CHiPs is an American action drama series that aired on NBC from September 15, 1977 to July 17, 1983, across six seasons and 139 episodes. Created by Rick Rosner, the show follows two motorcycle officers of the California Highway Patrol — the veteran Frank “Ponch” Poncherello, played by Erik Estrada, and the rookie Jon Baker, played by Larry Wilcox — as they patrol the freeways of Los Angeles, responding to accidents, pursuing criminals, and navigating the quotidian bureaucracy of law enforcement with a lightness of touch that kept the series firmly on the optimistic end of the late-1970s television spectrum. Where much of the crime drama of its era drew on the grittier urban realism that had entered American popular culture in the wake of Dirty Harry and The French Connection, CHiPs operated in a register of sun-drenched, largely consequence-free action that made it enormously accessible to family audiences and, in particular, to the younger demographic that made Erik Estrada one of the defining pin-up presences of the late 1970s and early 1980s. At its peak the show drew audiences of over twenty million, and its image of California highway life — all gleaming motorcycles, reflective aviator sunglasses, and perpetual sunshine — became part of the visual grammar through which international audiences understood Southern California during the period. The series was revived as a theatrical feature film in 2017, written and directed by Dax Shepard, which took a considerably more irreverent approach to the source material.
Behind the Scenes. The relationship between Erik Estrada and Larry Wilcox was, by multiple accounts, one of the more comprehensively dysfunctional partnerships in American television history, deteriorating from professional friction into what both men have described in interviews as genuine mutual antipathy. Wilcox departed the series after the fifth season, replaced by Tom Reilly as Officer Bobby Nelson, and has been candid in subsequent years about his dissatisfaction with both the working environment and what he perceived as the production’s prioritization of Estrada’s star persona over the show’s ensemble dynamics. Estrada, for his part, was absent from several second-season episodes following a genuine motorcycle accident sustained during filming that required hospitalization and recovery, his scenes covered by a stunt double and his absence written around with a flexibility that testified to the production’s logistical ingenuity. The Honda CX500 motorcycles used in the show, provided and maintained by the California Highway Patrol in a product placement arrangement of considerable mutual benefit, became objects of significant public fascination and drove measurable commercial interest in motorcycle ownership among the show’s younger viewers. The casting of Estrada, a New York-born actor of Puerto Rican descent, in a leading role on a major network primetime series at a moment when Latino representation in American television was negligible, carried a cultural weight that the show itself rarely acknowledged directly but that its audience understood implicitly.

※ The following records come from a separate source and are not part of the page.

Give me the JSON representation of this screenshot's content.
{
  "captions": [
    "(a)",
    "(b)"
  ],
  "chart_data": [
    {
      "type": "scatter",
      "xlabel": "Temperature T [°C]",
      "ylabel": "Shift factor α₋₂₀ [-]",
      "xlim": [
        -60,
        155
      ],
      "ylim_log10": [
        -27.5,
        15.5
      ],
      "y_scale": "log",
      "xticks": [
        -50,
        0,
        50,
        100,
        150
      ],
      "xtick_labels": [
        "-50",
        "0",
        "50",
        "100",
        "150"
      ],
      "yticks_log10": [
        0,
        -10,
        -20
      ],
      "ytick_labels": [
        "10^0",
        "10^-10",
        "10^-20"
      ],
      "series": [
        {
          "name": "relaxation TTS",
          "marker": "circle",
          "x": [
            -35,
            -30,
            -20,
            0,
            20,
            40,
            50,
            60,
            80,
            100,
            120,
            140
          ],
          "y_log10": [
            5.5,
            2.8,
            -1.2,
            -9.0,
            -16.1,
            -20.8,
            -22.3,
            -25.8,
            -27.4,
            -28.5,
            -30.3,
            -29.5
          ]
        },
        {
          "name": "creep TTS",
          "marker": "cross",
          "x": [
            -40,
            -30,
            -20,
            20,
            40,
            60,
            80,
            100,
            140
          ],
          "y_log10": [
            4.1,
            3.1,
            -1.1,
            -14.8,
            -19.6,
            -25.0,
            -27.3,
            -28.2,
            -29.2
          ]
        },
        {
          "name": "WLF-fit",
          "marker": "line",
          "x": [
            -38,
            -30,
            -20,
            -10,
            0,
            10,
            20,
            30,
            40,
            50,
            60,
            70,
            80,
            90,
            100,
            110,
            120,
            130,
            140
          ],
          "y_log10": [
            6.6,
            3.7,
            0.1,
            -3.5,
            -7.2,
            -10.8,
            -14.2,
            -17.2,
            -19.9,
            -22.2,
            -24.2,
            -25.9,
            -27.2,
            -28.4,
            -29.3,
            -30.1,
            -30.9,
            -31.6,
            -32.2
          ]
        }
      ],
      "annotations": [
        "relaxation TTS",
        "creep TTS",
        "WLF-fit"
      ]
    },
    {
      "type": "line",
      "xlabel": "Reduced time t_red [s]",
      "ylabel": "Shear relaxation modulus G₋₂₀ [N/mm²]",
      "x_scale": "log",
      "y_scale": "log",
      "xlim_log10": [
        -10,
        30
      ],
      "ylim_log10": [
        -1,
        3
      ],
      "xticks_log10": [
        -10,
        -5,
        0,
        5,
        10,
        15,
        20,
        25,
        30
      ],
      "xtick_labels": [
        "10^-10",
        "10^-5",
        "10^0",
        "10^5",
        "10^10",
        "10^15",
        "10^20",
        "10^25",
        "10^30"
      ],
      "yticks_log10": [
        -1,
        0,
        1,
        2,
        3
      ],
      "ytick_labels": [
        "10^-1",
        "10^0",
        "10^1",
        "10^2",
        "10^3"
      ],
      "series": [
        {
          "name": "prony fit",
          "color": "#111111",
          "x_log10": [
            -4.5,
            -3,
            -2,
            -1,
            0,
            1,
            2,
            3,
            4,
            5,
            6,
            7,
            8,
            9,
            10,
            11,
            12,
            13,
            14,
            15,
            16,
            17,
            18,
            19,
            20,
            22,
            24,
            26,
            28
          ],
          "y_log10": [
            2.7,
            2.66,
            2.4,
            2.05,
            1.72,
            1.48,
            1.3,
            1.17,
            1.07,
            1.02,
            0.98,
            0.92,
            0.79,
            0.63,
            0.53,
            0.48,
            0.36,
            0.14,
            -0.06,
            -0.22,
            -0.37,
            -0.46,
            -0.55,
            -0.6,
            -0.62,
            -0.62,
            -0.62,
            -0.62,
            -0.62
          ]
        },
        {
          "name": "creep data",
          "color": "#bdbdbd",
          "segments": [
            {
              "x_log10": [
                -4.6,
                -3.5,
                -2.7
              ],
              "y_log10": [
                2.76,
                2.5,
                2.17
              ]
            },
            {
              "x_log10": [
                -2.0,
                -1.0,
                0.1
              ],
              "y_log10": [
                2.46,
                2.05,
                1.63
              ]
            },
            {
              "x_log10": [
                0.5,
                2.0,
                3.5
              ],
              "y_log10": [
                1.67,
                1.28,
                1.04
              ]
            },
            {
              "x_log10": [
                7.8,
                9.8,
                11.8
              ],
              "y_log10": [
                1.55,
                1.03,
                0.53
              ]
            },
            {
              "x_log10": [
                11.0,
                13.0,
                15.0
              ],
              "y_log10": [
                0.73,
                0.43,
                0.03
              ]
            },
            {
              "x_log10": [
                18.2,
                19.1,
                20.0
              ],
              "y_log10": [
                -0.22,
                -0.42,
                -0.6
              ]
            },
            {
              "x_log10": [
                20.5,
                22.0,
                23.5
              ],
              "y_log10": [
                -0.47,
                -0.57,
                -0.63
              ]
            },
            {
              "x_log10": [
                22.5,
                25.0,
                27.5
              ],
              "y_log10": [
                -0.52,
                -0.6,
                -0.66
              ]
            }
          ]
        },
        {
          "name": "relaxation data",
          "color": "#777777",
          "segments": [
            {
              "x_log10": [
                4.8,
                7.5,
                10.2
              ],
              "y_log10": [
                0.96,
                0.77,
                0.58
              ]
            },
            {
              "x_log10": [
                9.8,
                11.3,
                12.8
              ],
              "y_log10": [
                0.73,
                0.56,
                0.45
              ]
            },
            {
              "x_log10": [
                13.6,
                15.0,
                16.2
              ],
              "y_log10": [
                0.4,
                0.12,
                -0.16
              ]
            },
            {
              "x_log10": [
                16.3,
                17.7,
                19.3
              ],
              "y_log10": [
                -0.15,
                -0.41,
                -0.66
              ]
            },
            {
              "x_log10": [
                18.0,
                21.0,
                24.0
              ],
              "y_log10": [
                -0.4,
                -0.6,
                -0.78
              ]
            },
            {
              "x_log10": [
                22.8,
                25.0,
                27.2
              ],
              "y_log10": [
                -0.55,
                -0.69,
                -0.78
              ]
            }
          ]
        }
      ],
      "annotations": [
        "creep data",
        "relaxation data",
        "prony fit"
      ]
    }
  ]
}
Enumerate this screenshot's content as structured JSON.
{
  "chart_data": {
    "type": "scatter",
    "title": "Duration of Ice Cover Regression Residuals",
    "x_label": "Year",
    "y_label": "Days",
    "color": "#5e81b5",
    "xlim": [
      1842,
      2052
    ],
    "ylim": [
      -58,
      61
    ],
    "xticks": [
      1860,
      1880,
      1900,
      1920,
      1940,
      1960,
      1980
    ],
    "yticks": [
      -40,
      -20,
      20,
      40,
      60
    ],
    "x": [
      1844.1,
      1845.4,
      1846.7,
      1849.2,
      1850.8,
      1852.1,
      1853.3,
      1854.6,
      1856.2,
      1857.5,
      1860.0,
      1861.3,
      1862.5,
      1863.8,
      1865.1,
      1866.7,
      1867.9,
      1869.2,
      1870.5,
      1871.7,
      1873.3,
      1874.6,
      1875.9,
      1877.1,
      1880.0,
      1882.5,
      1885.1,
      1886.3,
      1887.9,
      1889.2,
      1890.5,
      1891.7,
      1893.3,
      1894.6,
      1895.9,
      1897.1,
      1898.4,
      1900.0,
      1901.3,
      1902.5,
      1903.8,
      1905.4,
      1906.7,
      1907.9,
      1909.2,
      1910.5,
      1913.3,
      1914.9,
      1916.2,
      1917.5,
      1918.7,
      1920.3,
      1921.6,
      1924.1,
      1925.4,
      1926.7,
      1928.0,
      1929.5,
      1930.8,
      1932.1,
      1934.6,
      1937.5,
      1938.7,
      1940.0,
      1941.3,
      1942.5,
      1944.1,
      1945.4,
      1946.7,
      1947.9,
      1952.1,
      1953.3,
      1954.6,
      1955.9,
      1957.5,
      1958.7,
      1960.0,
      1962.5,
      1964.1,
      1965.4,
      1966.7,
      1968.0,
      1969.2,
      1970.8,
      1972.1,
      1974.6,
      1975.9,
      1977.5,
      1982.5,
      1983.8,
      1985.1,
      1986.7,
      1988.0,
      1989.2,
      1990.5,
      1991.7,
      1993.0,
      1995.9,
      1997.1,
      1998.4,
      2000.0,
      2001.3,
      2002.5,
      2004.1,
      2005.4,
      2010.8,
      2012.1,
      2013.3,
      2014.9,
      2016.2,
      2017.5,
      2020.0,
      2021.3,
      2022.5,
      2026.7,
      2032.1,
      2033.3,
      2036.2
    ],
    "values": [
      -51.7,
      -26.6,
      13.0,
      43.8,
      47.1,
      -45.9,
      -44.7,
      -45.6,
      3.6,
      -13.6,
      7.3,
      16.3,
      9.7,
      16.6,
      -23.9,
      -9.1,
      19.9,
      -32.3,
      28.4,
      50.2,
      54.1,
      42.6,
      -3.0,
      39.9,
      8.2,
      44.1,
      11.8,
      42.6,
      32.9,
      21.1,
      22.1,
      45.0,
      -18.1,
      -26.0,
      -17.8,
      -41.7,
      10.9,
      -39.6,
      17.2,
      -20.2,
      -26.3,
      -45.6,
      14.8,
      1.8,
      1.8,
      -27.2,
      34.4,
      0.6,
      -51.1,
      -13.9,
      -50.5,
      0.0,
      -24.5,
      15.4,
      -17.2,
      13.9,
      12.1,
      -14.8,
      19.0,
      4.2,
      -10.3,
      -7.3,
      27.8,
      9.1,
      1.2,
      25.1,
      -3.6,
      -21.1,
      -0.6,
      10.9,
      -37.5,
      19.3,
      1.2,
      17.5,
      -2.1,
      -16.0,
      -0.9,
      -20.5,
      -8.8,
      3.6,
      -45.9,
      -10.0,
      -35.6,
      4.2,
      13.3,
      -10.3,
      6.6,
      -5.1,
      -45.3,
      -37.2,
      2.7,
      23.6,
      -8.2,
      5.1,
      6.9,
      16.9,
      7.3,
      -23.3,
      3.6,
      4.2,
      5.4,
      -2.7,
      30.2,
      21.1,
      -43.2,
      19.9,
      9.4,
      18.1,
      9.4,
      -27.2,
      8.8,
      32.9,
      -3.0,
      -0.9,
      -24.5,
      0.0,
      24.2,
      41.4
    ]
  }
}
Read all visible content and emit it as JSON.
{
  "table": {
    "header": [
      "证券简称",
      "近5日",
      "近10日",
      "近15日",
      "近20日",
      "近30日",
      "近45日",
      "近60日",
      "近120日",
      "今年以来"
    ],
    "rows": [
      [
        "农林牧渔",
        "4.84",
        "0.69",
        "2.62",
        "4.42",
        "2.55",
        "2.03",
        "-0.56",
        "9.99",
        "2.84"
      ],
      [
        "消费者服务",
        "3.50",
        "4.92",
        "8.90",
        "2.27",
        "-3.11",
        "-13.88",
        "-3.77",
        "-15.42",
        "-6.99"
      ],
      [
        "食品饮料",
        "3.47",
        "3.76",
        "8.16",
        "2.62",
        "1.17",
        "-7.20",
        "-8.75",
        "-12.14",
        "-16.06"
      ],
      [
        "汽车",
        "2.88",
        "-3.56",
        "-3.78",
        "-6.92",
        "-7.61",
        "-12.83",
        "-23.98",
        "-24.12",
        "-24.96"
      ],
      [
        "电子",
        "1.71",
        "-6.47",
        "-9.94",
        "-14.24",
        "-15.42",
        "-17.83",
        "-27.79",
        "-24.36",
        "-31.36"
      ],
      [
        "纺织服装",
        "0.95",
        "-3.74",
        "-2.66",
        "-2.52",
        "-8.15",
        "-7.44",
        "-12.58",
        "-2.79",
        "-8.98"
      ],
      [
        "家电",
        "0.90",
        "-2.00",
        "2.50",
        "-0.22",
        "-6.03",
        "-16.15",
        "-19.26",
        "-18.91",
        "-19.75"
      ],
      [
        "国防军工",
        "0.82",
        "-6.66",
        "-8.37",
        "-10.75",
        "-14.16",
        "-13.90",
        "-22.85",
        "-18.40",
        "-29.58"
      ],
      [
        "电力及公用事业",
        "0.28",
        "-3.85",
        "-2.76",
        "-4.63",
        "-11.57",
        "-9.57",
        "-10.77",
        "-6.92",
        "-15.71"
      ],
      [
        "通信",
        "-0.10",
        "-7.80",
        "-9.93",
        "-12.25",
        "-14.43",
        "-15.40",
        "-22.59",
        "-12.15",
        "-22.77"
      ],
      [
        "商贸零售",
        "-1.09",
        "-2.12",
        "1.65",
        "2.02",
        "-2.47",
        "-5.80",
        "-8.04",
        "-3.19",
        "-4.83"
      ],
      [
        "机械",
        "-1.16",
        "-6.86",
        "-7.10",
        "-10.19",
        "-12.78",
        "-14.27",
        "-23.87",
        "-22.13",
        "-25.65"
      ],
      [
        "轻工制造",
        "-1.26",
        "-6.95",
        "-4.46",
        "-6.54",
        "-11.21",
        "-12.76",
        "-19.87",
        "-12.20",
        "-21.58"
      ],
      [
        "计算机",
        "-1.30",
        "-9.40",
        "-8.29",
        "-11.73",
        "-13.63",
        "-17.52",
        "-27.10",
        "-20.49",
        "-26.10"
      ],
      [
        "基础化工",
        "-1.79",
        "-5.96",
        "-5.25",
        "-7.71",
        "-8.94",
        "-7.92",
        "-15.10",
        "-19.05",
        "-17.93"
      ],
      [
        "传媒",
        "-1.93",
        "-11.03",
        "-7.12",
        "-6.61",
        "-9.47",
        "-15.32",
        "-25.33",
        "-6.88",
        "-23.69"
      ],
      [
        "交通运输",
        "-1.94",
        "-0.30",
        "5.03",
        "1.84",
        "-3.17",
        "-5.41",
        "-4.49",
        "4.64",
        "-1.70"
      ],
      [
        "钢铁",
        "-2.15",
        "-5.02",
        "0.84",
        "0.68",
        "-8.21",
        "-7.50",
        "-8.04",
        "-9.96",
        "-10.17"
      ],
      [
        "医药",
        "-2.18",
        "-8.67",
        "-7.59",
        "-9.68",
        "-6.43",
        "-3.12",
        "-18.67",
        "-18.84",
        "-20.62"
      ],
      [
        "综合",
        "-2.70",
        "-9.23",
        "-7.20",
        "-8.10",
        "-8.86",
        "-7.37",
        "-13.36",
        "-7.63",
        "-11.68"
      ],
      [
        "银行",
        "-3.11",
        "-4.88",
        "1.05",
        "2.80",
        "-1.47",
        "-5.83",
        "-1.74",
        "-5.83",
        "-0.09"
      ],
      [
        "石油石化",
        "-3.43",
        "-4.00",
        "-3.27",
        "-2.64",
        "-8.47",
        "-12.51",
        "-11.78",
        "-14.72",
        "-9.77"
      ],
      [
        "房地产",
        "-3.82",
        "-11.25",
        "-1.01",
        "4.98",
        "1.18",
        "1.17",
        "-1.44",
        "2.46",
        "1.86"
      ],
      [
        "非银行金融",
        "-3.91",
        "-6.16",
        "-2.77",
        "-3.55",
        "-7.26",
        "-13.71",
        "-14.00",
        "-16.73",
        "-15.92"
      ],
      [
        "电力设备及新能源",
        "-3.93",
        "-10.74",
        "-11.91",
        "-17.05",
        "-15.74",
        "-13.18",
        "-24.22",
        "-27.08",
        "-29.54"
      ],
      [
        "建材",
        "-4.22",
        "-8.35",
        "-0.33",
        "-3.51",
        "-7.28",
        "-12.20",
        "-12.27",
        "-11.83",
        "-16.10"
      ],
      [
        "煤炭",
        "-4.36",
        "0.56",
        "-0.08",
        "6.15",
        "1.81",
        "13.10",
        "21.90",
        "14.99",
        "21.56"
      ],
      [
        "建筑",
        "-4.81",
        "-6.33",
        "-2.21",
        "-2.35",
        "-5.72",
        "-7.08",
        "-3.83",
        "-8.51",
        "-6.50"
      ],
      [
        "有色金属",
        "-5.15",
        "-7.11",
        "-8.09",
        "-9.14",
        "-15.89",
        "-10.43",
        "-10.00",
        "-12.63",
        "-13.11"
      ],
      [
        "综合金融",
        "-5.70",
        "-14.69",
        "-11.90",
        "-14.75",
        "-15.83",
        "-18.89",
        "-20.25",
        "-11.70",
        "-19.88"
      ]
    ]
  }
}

The Watch. The watch worn by Erik Estrada as Frank Poncherello throughout CHiPs is a Seiko reference 6309, a Japanese automatic diver’s watch that represents one of the most successful and enduring entries in Seiko’s long history of producing professional-grade tool watches for the mass market. The 6309 was introduced in 1976 and produced through the mid-1980s in several variants, all sharing the same tonneau-shaped stainless steel case with its distinctive asymmetric crown and pushers protected by integrated case guards, a unidirectional rotating bezel, and a movement — the caliber 6309 automatic — of proven reliability and straightforward serviceability. Seiko’s position in the dive watch market during the 1970s was one of the more remarkable commercial stories in the watch industry of the period: a Japanese manufacturer producing tool watches of genuine professional specification at prices that undercut Swiss competition by a factor that the Swiss industry initially dismissed as unsustainable and subsequently recognized, too late for comfortable adjustment, as a structural realignment of the entire market. The 6309 was available in American retail channels — department stores, sporting goods retailers, military post exchanges — at a price point accessible to a working patrolman, which is precisely the verisimilitude it brings to Poncherello’s wrist. Its appearance on Estrada’s arm throughout the series is consistent with the character’s construction as a working-class Los Angeles law enforcement officer of modest means and unpretentious taste — a man who needs a watch that can be worn through a pursuit, a crash, and a subsequent shift without complaint, and who is not consulting it as a statement of anything beyond the time. The 6309 became, across its production run, one of the most widely distributed Japanese dive watches in the American market, and its ubiquity means that screen-accurate examples are not difficult to source — a relative accessibility that has kept entry prices for collectors reasonable even as the model’s reputation has grown substantially within the vintage Japanese watch community, where Seiko’s 1970s dive watch production is now regarded with an enthusiasm and scholarly seriousness that would have seemed improbable when the watches were retailing at mall jewelry counters across suburban America.